Garry, P.J., Lynch, Clark and Rumsey, JJ., concur. Ordered that the order is affirmed, with costs. [Prior Case History: 2018 NY Slip Op 33462(U).]

Footnotes


Footnote 1:We note that defendants were jointly represented in Supreme Court and J. Luke, LLC and J. Luke, Inc. are referred to collectively or interchangeably throughout the record and in the parties' briefs. Defendants' joint answer admits that J. Luke, LLC is the registered owner of the company vehicle and denies that J. Luke, Inc. or Hodorowski owned, leased or had title to that vehicle. Interestingly, Hodorowski testified at his deposition that he is an owner of J. Luke, LLC but is unfamiliar with J. Luke, Inc. The record does not definitively reveal whether J. Luke, Inc. exists as a legal entity and, if so, how it operates in relation to J. Luke, LLC. Based on the record and the way the parties treat those two defendants, we will refer to them collectively as J. Luke.

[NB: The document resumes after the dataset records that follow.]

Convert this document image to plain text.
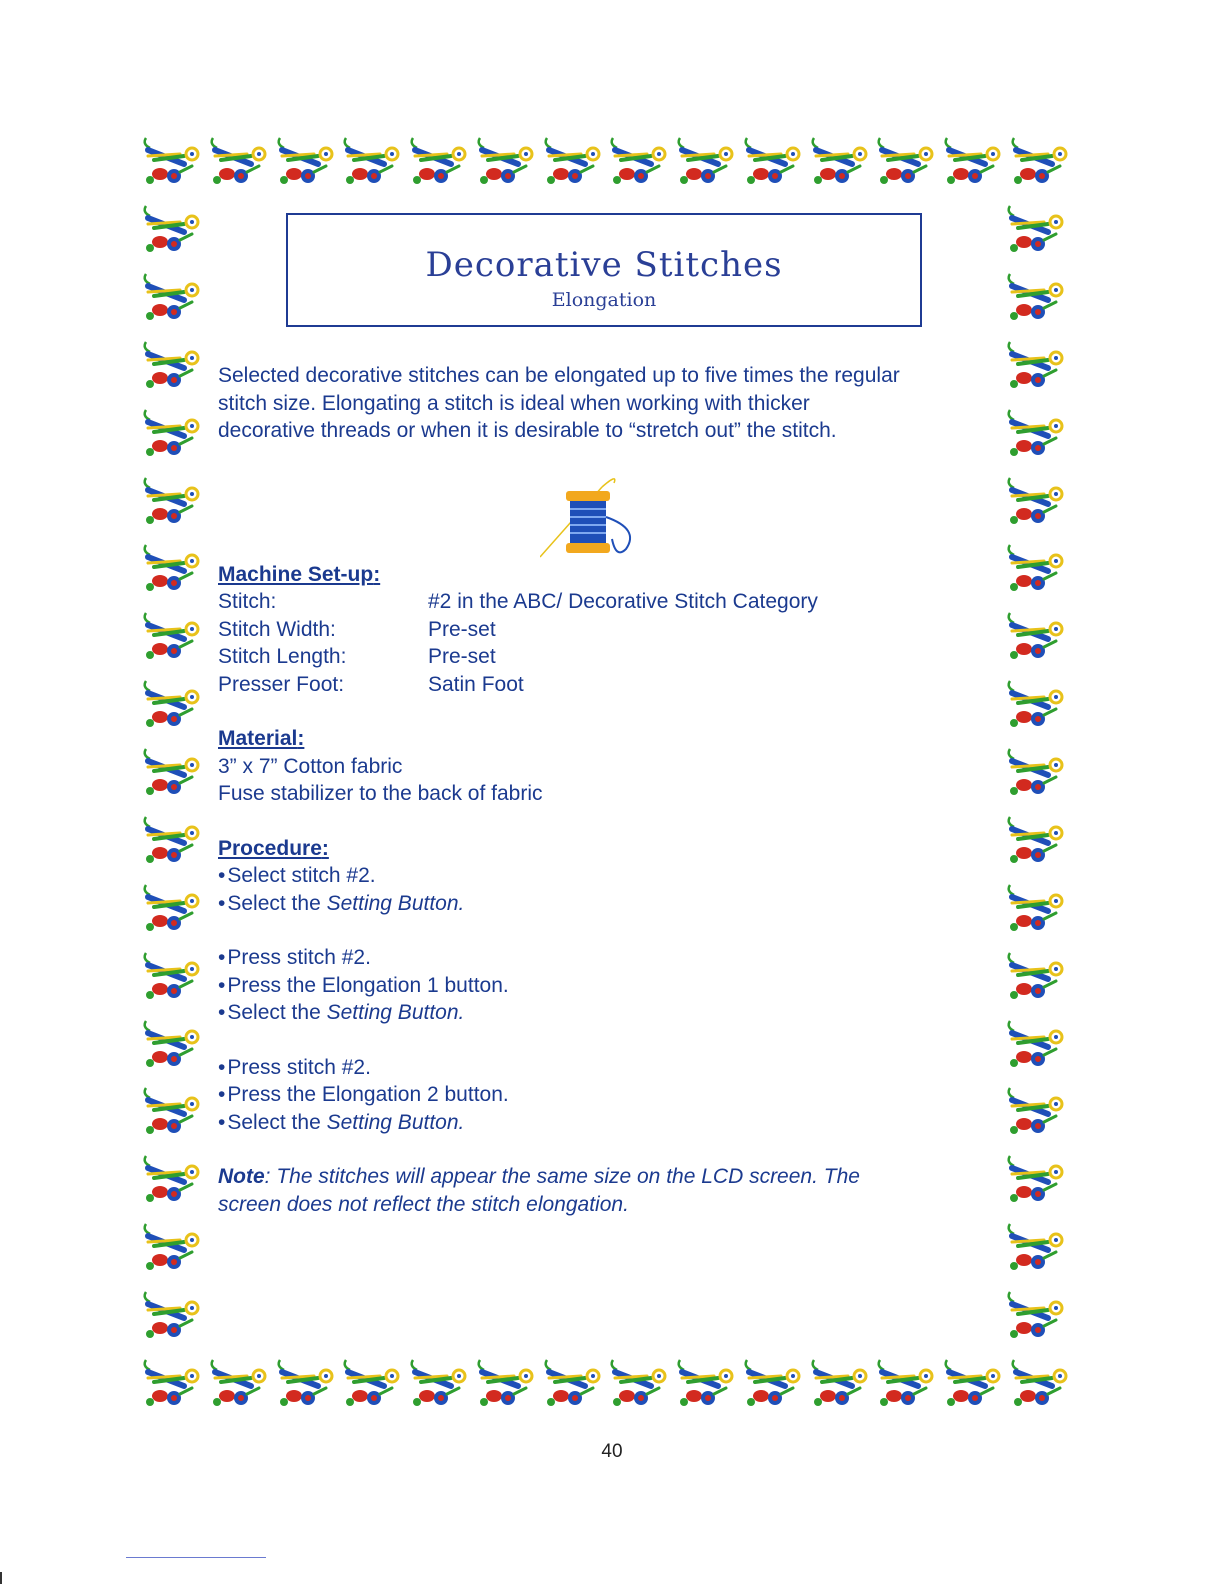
Decorative Stitches
Elongation

Selected decorative stitches can be elongated up to five times the regular

stitch size. Elongating a stitch is ideal when working with thicker

decorative threads or when it is desirable to “stretch out” the stitch.

Machine Set-up:

Stitch:	#2 in the ABC/ Decorative Stitch Category
Stitch Width:	Pre-set
Stitch Length:	Pre-set
Presser Foot:	Satin Foot

Material:

3” x 7” Cotton fabric

Fuse stabilizer to the back of fabric

Procedure:

• Select stitch #2.

• Select the Setting Button.

• Press stitch #2.

• Press the Elongation 1 button.

• Select the Setting Button.

• Press stitch #2.

• Press the Elongation 2 button.

• Select the Setting Button.

Note: The stitches will appear the same size on the LCD screen. The

screen does not reflect the stitch elongation.

40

Footnote 2:Hodorowski prevailed when Supreme Court dismissed all claims against him. As he is not an aggrieved party, he may not appeal (see CPLR 5511; Matter of Dolomite Prods. Co., Inc. v Town of Ballston, 151 AD3d 1328, 1331 [2017]). Considering how the parties generally treat J. Luke, Inc. as interchangeable with J. Luke, LLC and, as noted in footnote 1, the open question as to whether J. Luke, Inc. exists, we are perplexed by the absence of J. Luke, LLC as an appealing party.

Footnote 3:Plaintiffs argue that the record lacks any admissible proof that Price was intoxicated. Although, at his deposition, Price denied being intoxicated at the time of the accident, his conviction of vehicular assault in the second degree constitutes evidence that he was legally intoxicated at that time (see Penal Law § 120.03 [1]).